Free RAG System - Setup & Run Guide

🚀 A completely free, local RAG (Retrieval-Augmented Generation) system that runs entirely on your computer with no API costs! Perfect for querying your software documentation using AI.

🎯 Quick Start (5 Minutes)

1. Install Python Requirements

pip install sentence-transformers faiss-cpu transformers torch requests numpy

2. Create Documentation Folder

mkdir docs

3. Add Sample Documents

Create these files in the docs/ folder (see examples below)

4. Run the Application

python rag_system.py

That's it! The system will start and you can begin asking questions.

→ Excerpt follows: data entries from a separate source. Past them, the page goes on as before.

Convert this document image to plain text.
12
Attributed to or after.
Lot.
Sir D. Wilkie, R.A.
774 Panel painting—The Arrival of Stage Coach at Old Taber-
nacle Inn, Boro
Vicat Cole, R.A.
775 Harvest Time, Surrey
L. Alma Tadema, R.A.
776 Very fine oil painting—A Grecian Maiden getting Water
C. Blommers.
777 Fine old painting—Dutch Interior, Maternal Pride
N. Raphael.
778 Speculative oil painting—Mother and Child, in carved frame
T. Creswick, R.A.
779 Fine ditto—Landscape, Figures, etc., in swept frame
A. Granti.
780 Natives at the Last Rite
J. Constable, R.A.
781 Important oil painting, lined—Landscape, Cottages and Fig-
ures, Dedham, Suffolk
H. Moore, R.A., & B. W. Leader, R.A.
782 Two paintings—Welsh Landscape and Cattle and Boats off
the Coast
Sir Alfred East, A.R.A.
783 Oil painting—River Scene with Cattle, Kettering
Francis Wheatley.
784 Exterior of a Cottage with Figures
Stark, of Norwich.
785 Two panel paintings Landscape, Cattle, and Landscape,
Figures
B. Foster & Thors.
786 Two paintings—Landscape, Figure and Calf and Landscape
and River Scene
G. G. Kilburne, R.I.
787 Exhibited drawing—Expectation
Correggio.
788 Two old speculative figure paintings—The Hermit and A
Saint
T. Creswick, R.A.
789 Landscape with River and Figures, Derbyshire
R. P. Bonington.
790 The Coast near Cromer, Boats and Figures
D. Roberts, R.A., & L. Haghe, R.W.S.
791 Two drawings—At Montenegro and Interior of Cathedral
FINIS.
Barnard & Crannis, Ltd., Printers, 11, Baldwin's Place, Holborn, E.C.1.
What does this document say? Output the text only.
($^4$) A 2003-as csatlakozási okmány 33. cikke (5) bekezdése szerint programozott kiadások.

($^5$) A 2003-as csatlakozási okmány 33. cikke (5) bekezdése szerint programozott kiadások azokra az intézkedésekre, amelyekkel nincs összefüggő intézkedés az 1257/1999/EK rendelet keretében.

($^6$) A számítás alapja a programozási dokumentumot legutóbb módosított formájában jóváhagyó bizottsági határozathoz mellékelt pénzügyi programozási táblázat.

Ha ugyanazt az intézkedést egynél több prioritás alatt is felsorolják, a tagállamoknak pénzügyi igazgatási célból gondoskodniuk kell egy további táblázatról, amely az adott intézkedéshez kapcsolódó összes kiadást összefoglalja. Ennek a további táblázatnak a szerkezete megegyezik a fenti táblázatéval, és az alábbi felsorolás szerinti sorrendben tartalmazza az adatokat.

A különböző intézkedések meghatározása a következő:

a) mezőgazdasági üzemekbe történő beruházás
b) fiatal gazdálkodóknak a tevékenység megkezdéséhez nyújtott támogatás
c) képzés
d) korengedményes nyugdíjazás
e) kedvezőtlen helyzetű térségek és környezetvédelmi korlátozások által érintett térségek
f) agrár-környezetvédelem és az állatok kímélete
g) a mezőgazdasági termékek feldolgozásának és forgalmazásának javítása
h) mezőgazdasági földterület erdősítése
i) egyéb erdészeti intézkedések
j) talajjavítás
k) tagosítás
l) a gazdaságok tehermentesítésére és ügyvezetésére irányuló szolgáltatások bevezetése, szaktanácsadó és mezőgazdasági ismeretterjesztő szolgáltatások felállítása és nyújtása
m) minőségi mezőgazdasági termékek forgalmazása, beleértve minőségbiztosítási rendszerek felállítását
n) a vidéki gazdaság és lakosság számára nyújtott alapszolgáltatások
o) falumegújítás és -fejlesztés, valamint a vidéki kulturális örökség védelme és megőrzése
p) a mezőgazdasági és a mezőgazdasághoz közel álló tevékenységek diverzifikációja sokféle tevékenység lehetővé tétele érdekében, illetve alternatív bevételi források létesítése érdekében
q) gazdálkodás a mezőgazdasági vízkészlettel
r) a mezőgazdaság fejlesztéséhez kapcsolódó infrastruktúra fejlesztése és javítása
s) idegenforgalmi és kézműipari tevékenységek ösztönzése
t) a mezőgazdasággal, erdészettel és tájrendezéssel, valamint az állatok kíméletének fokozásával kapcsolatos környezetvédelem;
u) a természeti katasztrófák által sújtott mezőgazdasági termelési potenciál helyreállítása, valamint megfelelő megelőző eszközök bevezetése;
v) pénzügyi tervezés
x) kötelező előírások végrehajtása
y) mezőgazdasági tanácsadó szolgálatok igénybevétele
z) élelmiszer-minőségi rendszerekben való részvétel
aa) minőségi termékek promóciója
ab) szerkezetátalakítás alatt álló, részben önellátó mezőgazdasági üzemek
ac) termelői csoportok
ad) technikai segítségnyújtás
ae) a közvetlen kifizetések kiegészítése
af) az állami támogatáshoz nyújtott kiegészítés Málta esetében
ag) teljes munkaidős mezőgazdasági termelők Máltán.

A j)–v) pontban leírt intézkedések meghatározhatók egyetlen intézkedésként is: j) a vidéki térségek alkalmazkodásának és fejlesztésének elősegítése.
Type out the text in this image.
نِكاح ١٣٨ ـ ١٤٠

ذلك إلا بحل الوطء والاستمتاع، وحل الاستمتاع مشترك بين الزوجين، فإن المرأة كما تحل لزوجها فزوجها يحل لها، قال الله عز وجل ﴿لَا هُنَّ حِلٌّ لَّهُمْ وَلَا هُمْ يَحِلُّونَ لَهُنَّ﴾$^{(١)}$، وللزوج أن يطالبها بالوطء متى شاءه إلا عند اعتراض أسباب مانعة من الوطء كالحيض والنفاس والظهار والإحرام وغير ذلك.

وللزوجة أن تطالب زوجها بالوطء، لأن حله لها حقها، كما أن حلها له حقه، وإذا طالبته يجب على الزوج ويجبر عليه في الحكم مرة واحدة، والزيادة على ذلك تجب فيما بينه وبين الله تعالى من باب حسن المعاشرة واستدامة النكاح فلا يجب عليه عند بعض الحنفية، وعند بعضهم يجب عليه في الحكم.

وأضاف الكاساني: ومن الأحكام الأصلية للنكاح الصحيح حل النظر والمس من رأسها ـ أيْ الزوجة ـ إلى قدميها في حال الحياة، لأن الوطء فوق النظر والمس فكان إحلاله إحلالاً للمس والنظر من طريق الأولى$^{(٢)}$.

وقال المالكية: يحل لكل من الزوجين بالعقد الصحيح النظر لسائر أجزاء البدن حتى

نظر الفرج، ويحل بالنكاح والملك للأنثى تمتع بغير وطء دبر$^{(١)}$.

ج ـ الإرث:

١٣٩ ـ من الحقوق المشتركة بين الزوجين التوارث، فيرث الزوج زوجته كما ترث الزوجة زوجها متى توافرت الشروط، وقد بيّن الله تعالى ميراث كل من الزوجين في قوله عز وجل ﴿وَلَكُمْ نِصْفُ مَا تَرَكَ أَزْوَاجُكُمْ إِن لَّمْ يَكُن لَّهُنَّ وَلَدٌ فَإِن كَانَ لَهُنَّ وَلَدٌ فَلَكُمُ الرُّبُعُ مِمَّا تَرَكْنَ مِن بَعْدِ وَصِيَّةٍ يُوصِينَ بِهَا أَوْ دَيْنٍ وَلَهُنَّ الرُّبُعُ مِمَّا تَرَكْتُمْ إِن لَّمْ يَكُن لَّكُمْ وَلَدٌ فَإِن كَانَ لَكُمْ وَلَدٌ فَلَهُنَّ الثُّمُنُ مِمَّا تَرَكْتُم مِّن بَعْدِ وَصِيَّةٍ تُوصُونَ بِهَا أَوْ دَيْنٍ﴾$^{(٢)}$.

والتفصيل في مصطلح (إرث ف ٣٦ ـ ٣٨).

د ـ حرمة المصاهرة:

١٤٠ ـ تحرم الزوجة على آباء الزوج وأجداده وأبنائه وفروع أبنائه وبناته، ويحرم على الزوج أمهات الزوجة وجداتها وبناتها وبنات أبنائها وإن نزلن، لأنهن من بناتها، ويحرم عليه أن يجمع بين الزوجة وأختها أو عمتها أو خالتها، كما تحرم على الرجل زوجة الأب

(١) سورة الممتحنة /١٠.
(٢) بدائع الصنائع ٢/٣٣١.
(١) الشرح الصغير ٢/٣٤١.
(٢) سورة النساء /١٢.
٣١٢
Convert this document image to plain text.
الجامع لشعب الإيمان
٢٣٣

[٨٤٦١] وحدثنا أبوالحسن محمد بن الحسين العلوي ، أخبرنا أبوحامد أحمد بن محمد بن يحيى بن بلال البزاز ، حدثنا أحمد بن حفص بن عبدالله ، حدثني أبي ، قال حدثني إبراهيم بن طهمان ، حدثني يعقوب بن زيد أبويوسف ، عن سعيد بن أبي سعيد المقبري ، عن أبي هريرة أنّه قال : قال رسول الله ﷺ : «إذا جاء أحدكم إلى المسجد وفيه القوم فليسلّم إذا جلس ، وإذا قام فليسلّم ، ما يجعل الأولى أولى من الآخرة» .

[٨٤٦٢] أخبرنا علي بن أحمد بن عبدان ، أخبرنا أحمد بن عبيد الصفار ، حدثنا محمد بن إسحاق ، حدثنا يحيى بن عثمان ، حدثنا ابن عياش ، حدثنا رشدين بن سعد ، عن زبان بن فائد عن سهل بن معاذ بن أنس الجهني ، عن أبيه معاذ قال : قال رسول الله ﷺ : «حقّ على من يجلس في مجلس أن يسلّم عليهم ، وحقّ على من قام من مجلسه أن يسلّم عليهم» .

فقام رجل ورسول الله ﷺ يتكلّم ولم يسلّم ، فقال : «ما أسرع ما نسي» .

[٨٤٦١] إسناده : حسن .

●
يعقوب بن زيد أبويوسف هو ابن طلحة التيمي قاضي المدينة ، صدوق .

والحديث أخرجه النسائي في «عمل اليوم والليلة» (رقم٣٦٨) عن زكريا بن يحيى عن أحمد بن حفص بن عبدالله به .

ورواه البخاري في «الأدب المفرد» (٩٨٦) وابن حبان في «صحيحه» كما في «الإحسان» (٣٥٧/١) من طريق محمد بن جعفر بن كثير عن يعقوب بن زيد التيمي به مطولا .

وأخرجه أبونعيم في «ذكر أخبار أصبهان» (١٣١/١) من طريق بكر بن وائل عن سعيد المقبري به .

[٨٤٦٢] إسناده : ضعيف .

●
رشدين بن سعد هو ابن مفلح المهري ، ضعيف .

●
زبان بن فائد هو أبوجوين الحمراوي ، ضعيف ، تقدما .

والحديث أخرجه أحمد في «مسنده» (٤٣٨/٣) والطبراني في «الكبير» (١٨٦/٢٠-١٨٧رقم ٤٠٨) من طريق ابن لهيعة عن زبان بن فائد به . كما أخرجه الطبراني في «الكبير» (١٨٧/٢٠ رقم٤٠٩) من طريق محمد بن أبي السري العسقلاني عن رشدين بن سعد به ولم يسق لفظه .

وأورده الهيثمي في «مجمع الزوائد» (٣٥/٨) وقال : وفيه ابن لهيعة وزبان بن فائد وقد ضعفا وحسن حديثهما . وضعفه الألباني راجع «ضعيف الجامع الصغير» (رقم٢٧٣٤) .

📋 Detailed Setup Instructions

Prerequisites

Python 3.8+ (Check with python --version)
4GB RAM minimum (for model loading)
2GB free disk space (for model downloads)
Internet connection (initial setup only)

Step 1: Clone/Download the Project

git clone https://github.com/yourusername/your-repo-name.git
cd your-repo-name

Step 2: Install Dependencies

Option A: Using pip (Recommended)

pip install sentence-transformers faiss-cpu transformers torch requests numpy pathlib

Option B: Using requirements.txt (if provided)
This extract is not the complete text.